Jaw working, she looked nearly ready to bludgeon him to death. “You’re demented.”
“Possibly, and in light of what I’m about to propose, certifiably.” Taking another drink of water, he looked straight into Daisy’s eyes. “I’ll pay off your insurance bill if you agree to pretend to be my fiancée for a period of no longer than three months. Then we shall part as friends, with goals met.”
It was perfect, really. He could have the best of both worlds this way, until he found a way to tell her the truth.
Hazel eyes rounded. “Who told you about the bills in the first place? You didn’t seem that shocked when you read the letter.”
“Your Aunt Leah, of course,” he said, grateful the chatty woman had provided him with an airtight alibi.
Daisy crossed her arms over her chest. “Of course she did,” she grumbled.
“Think about it: all you’d have to do is pose as my fiancée for three months, and in return I’ll pay off your insurance bills.”
“What do you get out of it?”
You, he thought, I get to spend time with you. “My position as President of Romanov Industries. I’m here to make nice with the brother, acquire a fiancée, etcetera, so they will vote me back in. I won’t bore you with the details.”

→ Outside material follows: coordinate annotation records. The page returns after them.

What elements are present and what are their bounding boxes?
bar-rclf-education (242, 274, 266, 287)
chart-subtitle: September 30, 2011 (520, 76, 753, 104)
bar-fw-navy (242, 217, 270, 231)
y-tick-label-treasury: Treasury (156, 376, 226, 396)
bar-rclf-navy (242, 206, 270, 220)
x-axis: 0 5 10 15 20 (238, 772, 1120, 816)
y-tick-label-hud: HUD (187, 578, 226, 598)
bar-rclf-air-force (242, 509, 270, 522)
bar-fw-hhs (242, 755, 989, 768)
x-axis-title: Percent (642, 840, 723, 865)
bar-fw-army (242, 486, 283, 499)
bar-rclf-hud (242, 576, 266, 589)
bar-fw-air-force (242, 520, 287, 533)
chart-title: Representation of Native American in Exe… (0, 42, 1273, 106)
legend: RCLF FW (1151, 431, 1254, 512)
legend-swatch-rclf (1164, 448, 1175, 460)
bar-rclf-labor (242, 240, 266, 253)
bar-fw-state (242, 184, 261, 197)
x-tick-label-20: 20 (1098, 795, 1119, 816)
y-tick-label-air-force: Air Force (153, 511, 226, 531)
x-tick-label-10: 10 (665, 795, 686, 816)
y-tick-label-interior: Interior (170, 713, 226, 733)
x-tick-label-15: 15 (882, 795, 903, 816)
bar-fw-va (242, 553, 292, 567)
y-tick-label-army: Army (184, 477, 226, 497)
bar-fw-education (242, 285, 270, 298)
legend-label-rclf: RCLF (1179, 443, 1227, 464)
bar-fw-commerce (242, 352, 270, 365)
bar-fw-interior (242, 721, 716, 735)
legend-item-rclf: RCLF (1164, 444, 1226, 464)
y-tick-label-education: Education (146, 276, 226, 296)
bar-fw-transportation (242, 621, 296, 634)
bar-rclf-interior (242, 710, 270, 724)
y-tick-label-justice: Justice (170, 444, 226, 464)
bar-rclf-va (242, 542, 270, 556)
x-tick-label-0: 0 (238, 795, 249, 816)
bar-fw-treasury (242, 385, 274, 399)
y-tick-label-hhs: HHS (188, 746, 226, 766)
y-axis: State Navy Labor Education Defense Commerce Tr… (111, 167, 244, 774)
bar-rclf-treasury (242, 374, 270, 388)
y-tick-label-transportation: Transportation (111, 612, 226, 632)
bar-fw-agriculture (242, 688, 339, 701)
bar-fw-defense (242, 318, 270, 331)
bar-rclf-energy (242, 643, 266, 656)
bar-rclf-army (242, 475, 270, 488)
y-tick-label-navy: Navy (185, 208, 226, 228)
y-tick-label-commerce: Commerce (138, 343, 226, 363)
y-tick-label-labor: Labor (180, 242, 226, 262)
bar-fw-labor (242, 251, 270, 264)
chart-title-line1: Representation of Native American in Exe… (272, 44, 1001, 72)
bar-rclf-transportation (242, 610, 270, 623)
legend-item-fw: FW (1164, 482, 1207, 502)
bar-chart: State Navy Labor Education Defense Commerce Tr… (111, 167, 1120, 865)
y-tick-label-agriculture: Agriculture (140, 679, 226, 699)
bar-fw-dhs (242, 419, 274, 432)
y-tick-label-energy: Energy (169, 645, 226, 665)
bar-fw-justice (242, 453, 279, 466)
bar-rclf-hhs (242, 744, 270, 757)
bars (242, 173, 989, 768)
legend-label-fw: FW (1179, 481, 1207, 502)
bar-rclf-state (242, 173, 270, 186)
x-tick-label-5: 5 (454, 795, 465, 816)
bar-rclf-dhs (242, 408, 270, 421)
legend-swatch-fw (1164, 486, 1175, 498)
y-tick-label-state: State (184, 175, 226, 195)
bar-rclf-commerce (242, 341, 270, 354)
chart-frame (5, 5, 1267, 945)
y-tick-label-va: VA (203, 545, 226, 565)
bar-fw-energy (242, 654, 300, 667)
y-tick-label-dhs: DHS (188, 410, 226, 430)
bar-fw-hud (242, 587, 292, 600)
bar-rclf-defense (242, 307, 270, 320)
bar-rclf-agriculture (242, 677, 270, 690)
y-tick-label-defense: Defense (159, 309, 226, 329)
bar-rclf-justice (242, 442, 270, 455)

Rounded eyes narrowed. “Try anyway.”
Clever girl. One should always know the specifics, and as he recalled that blustery winter day where she made him promise not to do anything to hurt Rose, she always wanted specifics. “My vice president, Liam Stewart, suggested fabricating a relationship to make me look more…stable. Quite Machiavellian of him, yes?”
“I guess.” She shrugged. “But why?”
Because he’d become reckless after his father’s death by making shady deals with shady people, acting out of character in his personal life by making it public fodder, and worst of all, had for a brief period set out to destroy Romanov Industries from the inside. And he hadn’t told anyone, not even the person that meant the most to him.
So much for the very untouchable golden child of Vladimir Romanov.
“I haven’t been myself for a while, and it wasn’t good for Romanov’s bottom line. We have shareholders to answer to, you know. So, I’m out, until I’ve proven myself to be different or rather the same.
“Whatever. Sometimes, I’m not sure who they want me to be. Hell, I’m not sure who I want to be,” he added in a murmur, gazing off into the distance.
She stroked the sleeve of his suit jacket, bringing his attention back to her. “Bless your heart. I’m sorry about your dad, by the way. Zoe said he’d died in a boating accident a few months ago.”